Mergers & Acquisitions
✅ January 2026: In North America, a major pharmaceutical company acquired a biosimilar oncology development biotech to strengthen its oncology biosimilars pipeline.

✅ December 2025: In Europe, a leading biosimilars manufacturer acquired a regional oncology drug portfolio to expand its cancer care offerings.

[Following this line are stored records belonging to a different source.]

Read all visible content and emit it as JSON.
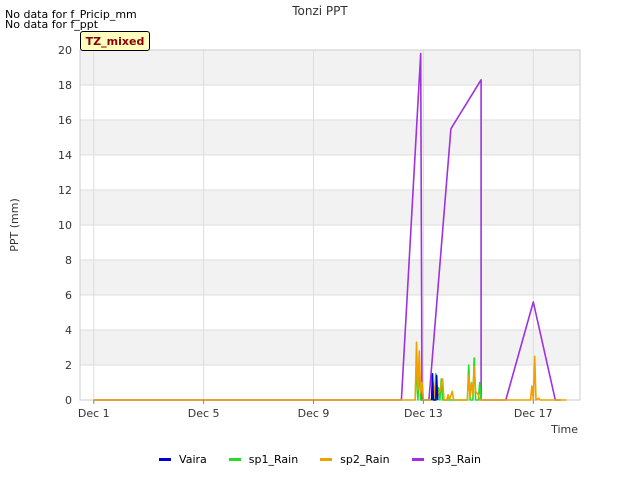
{
  "messages": [
    "No data for f_Pricip_mm",
    "No data for f_ppt"
  ],
  "badge": "TZ_mixed",
  "chart_data": {
    "type": "line",
    "title": "Tonzi PPT",
    "xlabel": "Time",
    "ylabel": "PPT (mm)",
    "xlim": [
      0.5,
      18.7
    ],
    "ylim": [
      0,
      20
    ],
    "x_ticks": [
      1,
      5,
      9,
      13,
      17
    ],
    "x_tick_labels": [
      "Dec 1",
      "Dec 5",
      "Dec 9",
      "Dec 13",
      "Dec 17"
    ],
    "y_ticks": [
      0,
      2,
      4,
      6,
      8,
      10,
      12,
      14,
      16,
      18,
      20
    ],
    "grid": true,
    "legend_position": "bottom",
    "series": [
      {
        "name": "Vaira",
        "color": "#0000cd",
        "points": [
          [
            13.3,
            0
          ],
          [
            13.33,
            1.5
          ],
          [
            13.36,
            0
          ],
          [
            13.45,
            0
          ],
          [
            13.48,
            1.4
          ],
          [
            13.52,
            0
          ]
        ]
      },
      {
        "name": "sp1_Rain",
        "color": "#22dd22",
        "points": [
          [
            12.7,
            0
          ],
          [
            12.75,
            2.2
          ],
          [
            12.8,
            0
          ],
          [
            12.85,
            2.0
          ],
          [
            12.9,
            0
          ],
          [
            13.3,
            0
          ],
          [
            13.35,
            1.0
          ],
          [
            13.4,
            0
          ],
          [
            13.45,
            1.5
          ],
          [
            13.5,
            0
          ],
          [
            13.55,
            0.7
          ],
          [
            13.6,
            0
          ],
          [
            13.65,
            1.2
          ],
          [
            13.7,
            0
          ],
          [
            14.6,
            0
          ],
          [
            14.65,
            2.0
          ],
          [
            14.7,
            0
          ],
          [
            14.8,
            0
          ],
          [
            14.85,
            2.4
          ],
          [
            14.9,
            0
          ],
          [
            15.0,
            0
          ],
          [
            15.05,
            1.0
          ],
          [
            15.1,
            0
          ]
        ]
      },
      {
        "name": "sp2_Rain",
        "color": "#f0a000",
        "points": [
          [
            1.0,
            0
          ],
          [
            12.7,
            0
          ],
          [
            12.75,
            3.3
          ],
          [
            12.8,
            0.6
          ],
          [
            12.85,
            2.8
          ],
          [
            12.9,
            0.4
          ],
          [
            12.95,
            1.0
          ],
          [
            13.0,
            0
          ],
          [
            13.3,
            0
          ],
          [
            13.35,
            1.0
          ],
          [
            13.4,
            0.2
          ],
          [
            13.45,
            1.2
          ],
          [
            13.5,
            0.3
          ],
          [
            13.6,
            0.5
          ],
          [
            13.7,
            1.2
          ],
          [
            13.75,
            0
          ],
          [
            13.85,
            0
          ],
          [
            13.9,
            0.3
          ],
          [
            13.95,
            0
          ],
          [
            14.05,
            0.5
          ],
          [
            14.1,
            0
          ],
          [
            14.6,
            0
          ],
          [
            14.65,
            1.4
          ],
          [
            14.7,
            0.2
          ],
          [
            14.75,
            1.0
          ],
          [
            14.8,
            0.3
          ],
          [
            14.85,
            1.9
          ],
          [
            14.9,
            0.5
          ],
          [
            15.0,
            0.3
          ],
          [
            15.05,
            0
          ],
          [
            16.9,
            0
          ],
          [
            16.95,
            0.8
          ],
          [
            17.0,
            0
          ],
          [
            17.05,
            2.5
          ],
          [
            17.1,
            0
          ],
          [
            17.2,
            0.1
          ],
          [
            17.25,
            0
          ],
          [
            18.2,
            0
          ]
        ]
      },
      {
        "name": "sp3_Rain",
        "color": "#a030e0",
        "points": [
          [
            1.0,
            0
          ],
          [
            12.2,
            0
          ],
          [
            12.9,
            19.8
          ],
          [
            12.95,
            0
          ],
          [
            13.2,
            0
          ],
          [
            14.0,
            15.5
          ],
          [
            15.1,
            18.3
          ],
          [
            15.1,
            0
          ],
          [
            16.0,
            0
          ],
          [
            17.0,
            5.6
          ],
          [
            17.8,
            0
          ],
          [
            18.0,
            0
          ]
        ]
      }
    ]
  }
}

✅ November 2025: In Asia-Pacific, a healthcare group acquired a biosimilar distribution business to enhance access in emerging markets.

Key Players
Amgen Inc. | Pfizer Inc. | Celltrion USA | Biocon Biologics | Teva Pharmaceuticals | Organon | Accord BioPharma | Sandoz Inc.

Key Highlights
Amgen Inc. holds approximately 27.3% share, driven by its strong leadership in biosimilars and specialty biologics, extensive global commercialization network, and continued investment in pipeline expansion.

Pfizer Inc. accounts for about 19.6% share, supported by a diversified biologics and biosimilars portfolio, strong R&D capabilities, and strategic partnerships across key global markets.

Celltrion USA represents nearly 15.4% share, benefiting from a robust biosimilar pipeline, competitive pricing strategies, and expanding footprint in North America and Europe.

Biocon Biologics holds around 13.1% share, driven by cost-efficient manufacturing, strong regulatory approvals in major markets, and long-term partnerships for global biosimilar commercialization.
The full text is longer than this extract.